In other words, every form of distinction now drawn between homosexuality and heterosexuality from the ban on avowed homosexuality in the military to the non-existence of same-sex marriage has overnight become constitutionally suspect.
That does not mean, it should be said, that they are constitutionally doomed. Justice OConnor may bring her famous fuzzy logic to bear and say, like a child plucking daisies, I like this rule, I like this rule not. So we may see a series of 5-4 votes in favor of overturning those rules that seem somehow archaic to her while sustaining 5-4 those rules that please her. Its anybodys guess which will be which.

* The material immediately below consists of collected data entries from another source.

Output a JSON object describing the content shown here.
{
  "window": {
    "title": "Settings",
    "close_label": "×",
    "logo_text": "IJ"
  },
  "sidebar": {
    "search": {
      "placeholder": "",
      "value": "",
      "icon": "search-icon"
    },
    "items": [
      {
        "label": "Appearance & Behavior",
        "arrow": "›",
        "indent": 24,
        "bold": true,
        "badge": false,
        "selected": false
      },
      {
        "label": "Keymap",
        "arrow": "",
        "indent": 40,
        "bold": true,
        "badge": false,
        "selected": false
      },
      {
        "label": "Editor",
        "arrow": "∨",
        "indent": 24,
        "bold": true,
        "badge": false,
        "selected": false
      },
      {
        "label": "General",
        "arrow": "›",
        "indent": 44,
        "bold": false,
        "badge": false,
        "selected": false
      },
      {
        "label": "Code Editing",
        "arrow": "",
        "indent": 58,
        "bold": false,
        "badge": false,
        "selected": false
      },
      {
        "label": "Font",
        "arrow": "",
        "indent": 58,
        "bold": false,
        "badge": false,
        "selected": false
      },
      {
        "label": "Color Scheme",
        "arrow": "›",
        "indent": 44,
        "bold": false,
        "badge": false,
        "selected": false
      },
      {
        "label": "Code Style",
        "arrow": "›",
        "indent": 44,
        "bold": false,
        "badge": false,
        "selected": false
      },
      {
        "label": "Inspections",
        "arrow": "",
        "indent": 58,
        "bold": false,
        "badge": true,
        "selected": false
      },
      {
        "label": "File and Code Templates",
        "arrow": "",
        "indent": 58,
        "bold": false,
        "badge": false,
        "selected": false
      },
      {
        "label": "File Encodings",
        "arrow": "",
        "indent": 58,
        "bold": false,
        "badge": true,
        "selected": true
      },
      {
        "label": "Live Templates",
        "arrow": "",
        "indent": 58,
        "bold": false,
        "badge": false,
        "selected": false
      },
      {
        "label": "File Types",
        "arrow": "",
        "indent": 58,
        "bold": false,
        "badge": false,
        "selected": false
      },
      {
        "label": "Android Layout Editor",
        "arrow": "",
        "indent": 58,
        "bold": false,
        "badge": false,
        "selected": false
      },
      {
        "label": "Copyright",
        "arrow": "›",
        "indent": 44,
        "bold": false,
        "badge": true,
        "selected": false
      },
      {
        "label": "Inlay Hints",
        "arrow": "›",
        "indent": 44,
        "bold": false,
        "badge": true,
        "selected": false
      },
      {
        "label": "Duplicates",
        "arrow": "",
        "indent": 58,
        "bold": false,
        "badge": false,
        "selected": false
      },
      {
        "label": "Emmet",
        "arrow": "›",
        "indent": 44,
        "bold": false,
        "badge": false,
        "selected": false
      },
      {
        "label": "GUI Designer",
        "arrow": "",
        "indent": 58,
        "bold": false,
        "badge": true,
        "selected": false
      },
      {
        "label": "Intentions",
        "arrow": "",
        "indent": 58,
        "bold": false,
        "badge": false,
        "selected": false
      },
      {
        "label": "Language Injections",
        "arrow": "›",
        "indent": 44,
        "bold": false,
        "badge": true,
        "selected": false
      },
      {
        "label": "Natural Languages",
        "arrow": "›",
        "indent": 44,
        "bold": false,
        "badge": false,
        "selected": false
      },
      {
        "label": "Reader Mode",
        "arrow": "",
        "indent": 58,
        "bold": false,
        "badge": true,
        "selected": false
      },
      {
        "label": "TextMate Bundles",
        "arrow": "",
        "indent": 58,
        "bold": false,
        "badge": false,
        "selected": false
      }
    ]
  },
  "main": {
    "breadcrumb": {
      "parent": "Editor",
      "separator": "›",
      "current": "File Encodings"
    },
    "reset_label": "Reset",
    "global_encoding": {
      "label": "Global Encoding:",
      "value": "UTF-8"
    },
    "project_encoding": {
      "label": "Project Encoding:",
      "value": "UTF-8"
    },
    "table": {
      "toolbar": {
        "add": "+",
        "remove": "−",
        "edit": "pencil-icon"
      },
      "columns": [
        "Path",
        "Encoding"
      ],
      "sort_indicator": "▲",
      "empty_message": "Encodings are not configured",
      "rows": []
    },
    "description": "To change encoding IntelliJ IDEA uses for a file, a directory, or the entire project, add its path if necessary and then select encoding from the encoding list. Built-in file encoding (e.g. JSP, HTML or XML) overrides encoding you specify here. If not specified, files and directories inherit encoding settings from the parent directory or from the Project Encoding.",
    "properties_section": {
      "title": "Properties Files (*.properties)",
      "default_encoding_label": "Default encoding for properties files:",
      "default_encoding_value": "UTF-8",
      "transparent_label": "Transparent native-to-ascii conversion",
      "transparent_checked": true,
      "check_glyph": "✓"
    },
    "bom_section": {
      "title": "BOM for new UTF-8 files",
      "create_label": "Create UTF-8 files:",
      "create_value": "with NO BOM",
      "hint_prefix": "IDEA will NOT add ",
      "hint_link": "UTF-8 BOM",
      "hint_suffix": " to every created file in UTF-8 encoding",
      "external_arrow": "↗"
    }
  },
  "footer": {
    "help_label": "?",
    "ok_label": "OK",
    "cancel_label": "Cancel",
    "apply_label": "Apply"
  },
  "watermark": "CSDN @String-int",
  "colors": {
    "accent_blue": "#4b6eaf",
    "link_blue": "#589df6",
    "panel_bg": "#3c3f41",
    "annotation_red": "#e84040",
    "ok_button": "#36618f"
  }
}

But in the end, all of them will likely be struck down.
One last thought: In the past week, weve been given some of these most powerful dissents in recent history, two by Justice Scalia, two by Justice Thomas. It is very striking to me to see the difference between the two Scalias witty, slashing, devastating; Thomas grave, eloquent, and sorrowful. We have in these two men two of the greatest jurists of the 20th century. One of them, Justice Thomas, has been the target of scurrilous attacks that continue to this day. He has not flinched or retreated or in any way been infected by the bitterness of his detractors. Hes shown himself more than a great lawyer; hes a great man. Were lucky to have him on the bench and in American life.
After reading this, and then thinking about the "Lawrence" case, we are in deep trouble here folks. I really don't think those Justices have a clue as to what they just did.
Why do you continue to raise the red herring that a SCOTUS decision pertaining to an individual's right to privacy will impact the laws governing public behavior?
It's only unfair in that it omits that I have a problem with the SCOTUS fabricating this tool in order to concoct a rationale to achieve the outcome they desired. Otherwise, it's completely accurate.
Just to carry it a little further, since I question, as did the three dissenters, the wisdom in creating this new tool, I must necessarily question the ability of the Court to weiled it wisely.
Amendment XIVSection 1. All persons born or naturalized in the United States, and subject to the jurisdiction thereof, are citizens of the United States and of the state wherein they reside. No state shall make or enforce any law which shall abridge the privileges or immunities of citizens of the United States
On what grounds did the people and the legislature of the State of Texas stand on when they abridged the privileges of a minority of its citizens?
To confuse this issue with the right to privacy is actually the red herring.